Sensitivity analysis

The crucial step of this algorithm is to equip the deep network with the ability to extract abstract spatial pattern from satellite images. The representativeness and balance of training samples and the input size of satellite image blocks affect the reliability of gained pattern for Rs estimation, thus the accuracy of estimated data. The 98 stations under different climates and with diverse land cover types guarantee the representativeness of Rs training samples. To overcome the imbalance of samples, image blocks corresponding to high radiation values whose proportion is usually small were first rotated by 90/180/270 degrees and flipped up and down, left and right, then several copies of these samples were mixed into the full training set. The investigation of spatial scale effects in ref. 36 suggests an optimal input size of 16 × 16 pixels.

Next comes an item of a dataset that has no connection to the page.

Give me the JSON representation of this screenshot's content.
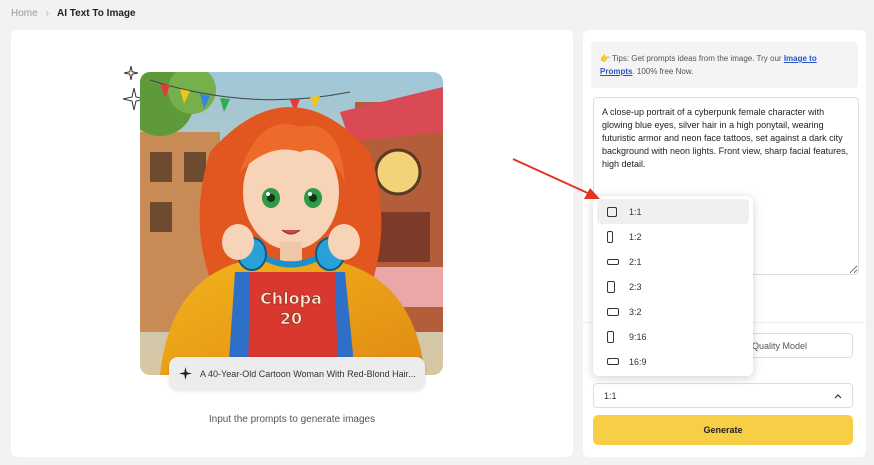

Configurations of hyper-parameters were referenced to classical classification and object detection networks in computer vision, for example, the rectified linear unit (ReLU) was used as the activation function as it is effective in alleviating vanishing gradient problems and speeding up learning process; the early-stopping was adopted to prevent overfitting thus it was not necessary to control training epochs carefully. Other sensitive hyper-parameters (listed in Table 1) were determined based on a hierarchical search. To reduce the computational cost associated with the learning procedure of deep network, our experiments were conducted using a small training dataset (twelve training sites with blue triangles in Fig. 1). We first investigated different choices of the learning rate with a fixed configuration for other parameters (the first choice in the search space). After the optimal choice of learning rate (Initial value of 0.01 and multiplied by 0.5 after 10 epochs’ plateau of validation loss) was determined, we continued searching for the optimizer, then the dropout rate and batch size. For learning rate, optimizer and dropout rate, the choice (the bold one in the search space) with the best validation accuracy at the five independent stations in terms of R and RMSE was finally selected. With respect to the batch size, it seems that the smaller size, the better performance but the longer time. Therefore, we chose the intermediate size of 500 for a balance between the performance and time consumption.

Table 1 Search for the optimal hyper-parameters of deep network.

Data Records

All hourly, daily and monthly radiation datasets from 2007 to 2018 are freely available from the Pangaea33 at https://doi.org/10.1594/PANGAEA.904136, through which users can link to the specific data entities of each year. The dataset for one year includes twelve folders for hourly radiation (twelve months), one folder for daily total radiation, one folder for monthly total radiation as well as other supporting documents:

  • Hourly radiation: twelve zipped folders named as “China_HourlyRadiation _yyyymm.h5”. The hourly files are named as “RAD_yyyymmddhh.h5” and stored as int16 data type in HDF5 format in the unit of 10−4 MJ m−2. “yyyy”, “mm”, “dd”, and “hh” denote year, month, day and hour (UTC time). Each file contains two variables representing Rs and Rdif, namely global radiation and diffuse radiation, respectively. The time coverage of hourly dataset is from 2007-01-01 0:00 to 2018-12-31 23:00 (UTC).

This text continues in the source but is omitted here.